= Fiachrae =

Fiachrae was an Irish prince, the son of the high king Eochaid Mugmedón (d.362) by his wife Mongfind, sister of Crimthann mac Fidaig (d.367). He was ancestor of the Uí Fiachrach dynasties of Connacht. He lived in the late 4th century.

"The Violent Death of Crimthann mac Fidaig and of the Three Sons of Eochaid Muigmedón" gives the story of the sons of Eochaid Mugmedón. According to this saga, his half-brother the high king Niall Noigiallach (d.405) made Fiachrae's full brother Brión his champion and Brion seized the kingship of Connacht. This led to war between Brion and Fiachrae and they fought a battle at Damchluain (near Tuam, County Galway). Fiachrae was captured and taken to Tara. However Fiachrae's son Nath Í rallied forces and defeated and slew Brion at a second battle at Damchluain.

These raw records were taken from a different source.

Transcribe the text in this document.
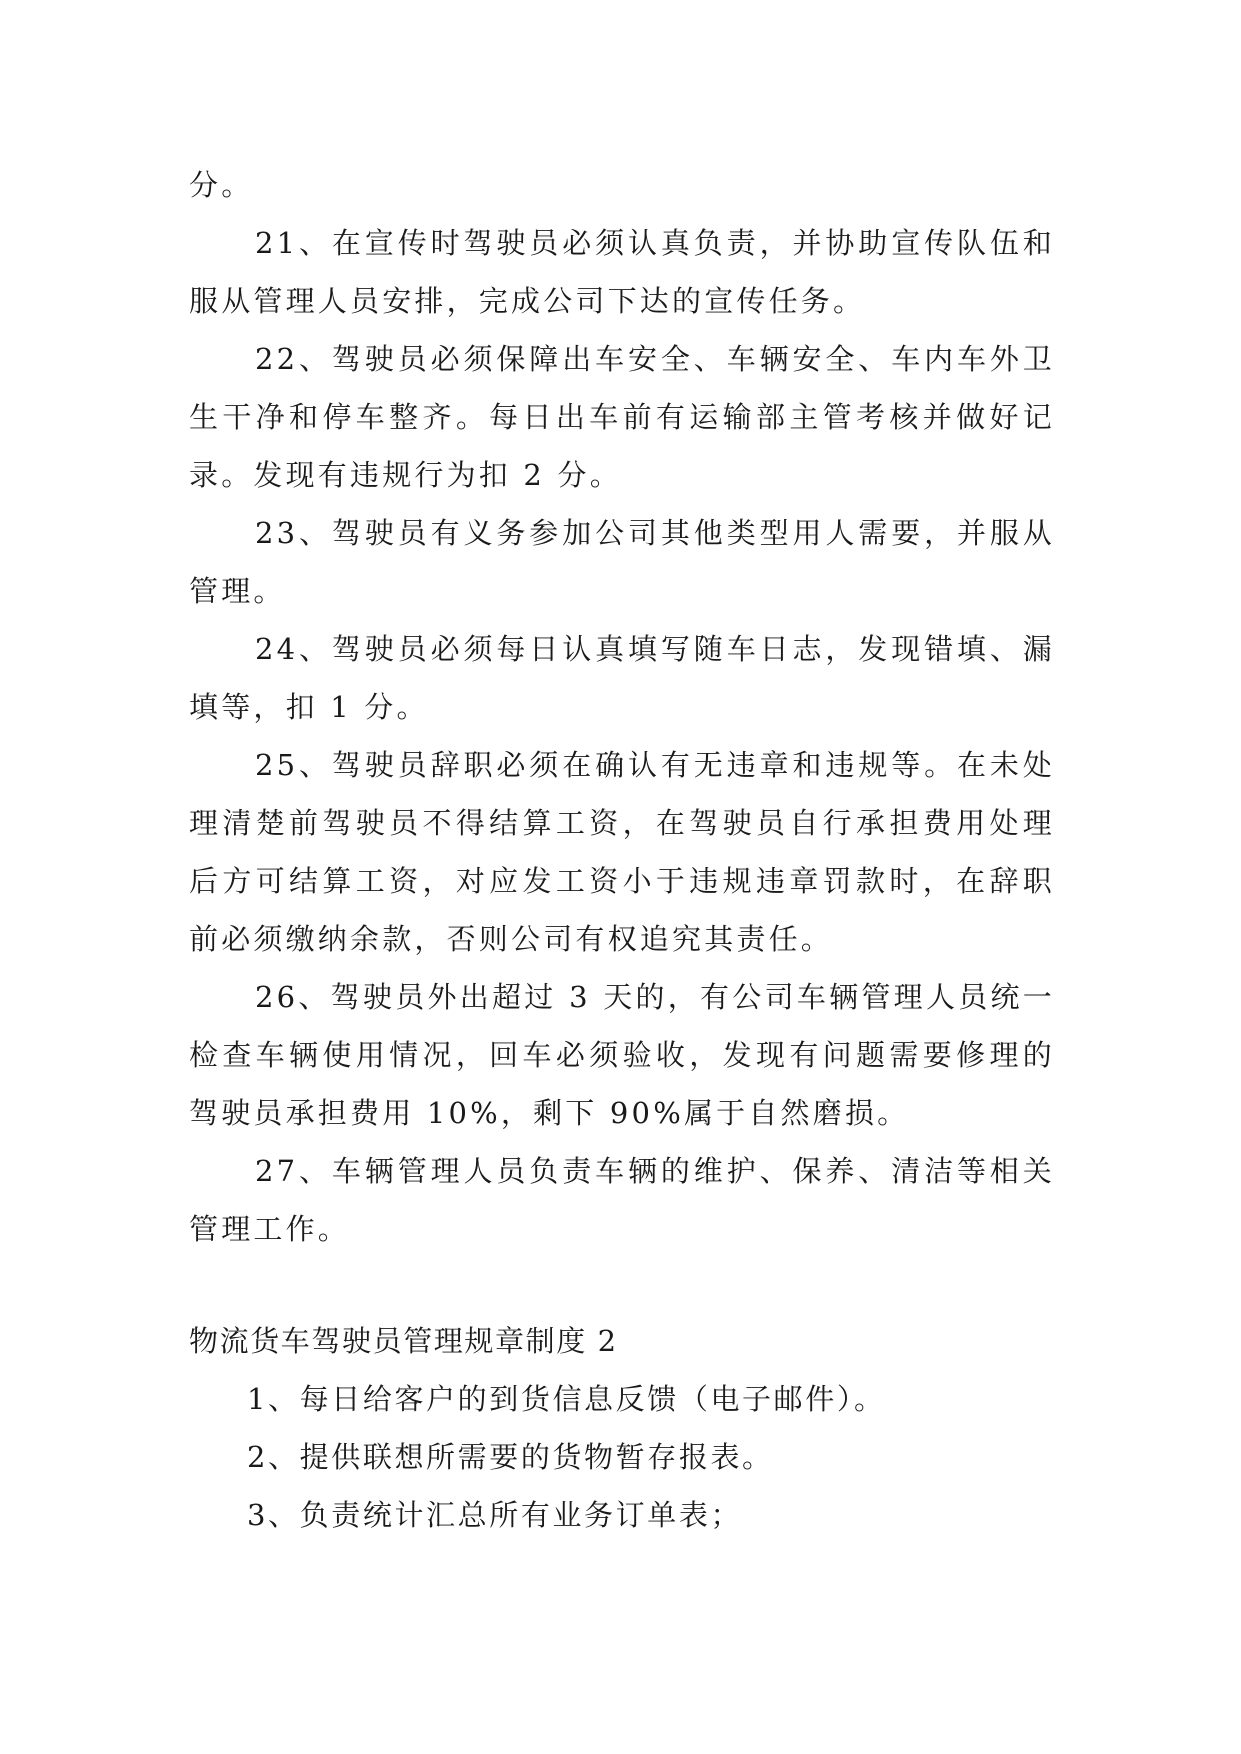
分。

21、在宣传时驾驶员必须认真负责，并协助宣传队伍和服从管理人员安排，完成公司下达的宣传任务。

22、驾驶员必须保障出车安全、车辆安全、车内车外卫生干净和停车整齐。每日出车前有运输部主管考核并做好记录。发现有违规行为扣 2 分。

23、驾驶员有义务参加公司其他类型用人需要，并服从管理。

24、驾驶员必须每日认真填写随车日志，发现错填、漏填等，扣 1 分。

25、驾驶员辞职必须在确认有无违章和违规等。在未处理清楚前驾驶员不得结算工资，在驾驶员自行承担费用处理后方可结算工资，对应发工资小于违规违章罚款时，在辞职前必须缴纳余款，否则公司有权追究其责任。

26、驾驶员外出超过 3 天的，有公司车辆管理人员统一检查车辆使用情况，回车必须验收，发现有问题需要修理的驾驶员承担费用 10%，剩下 90%属于自然磨损。

27、车辆管理人员负责车辆的维护、保养、清洁等相关管理工作。

物流货车驾驶员管理规章制度 2

1、每日给客户的到货信息反馈（电子邮件）。

2、提供联想所需要的货物暂存报表。

3、负责统计汇总所有业务订单表；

Fiachrae was now released by Niall and given Brion's position as champion and levier of his hostages and rents. With his brother Ailill, he then went to take hostages from Munster. They defeated Eochaid mac Crimthainn and took loot and hostages. However, Fiachrae was severely wounded and died at Ferrach in Meath on the way home. The hostages of Munster were buried alive with him as a tribute to him.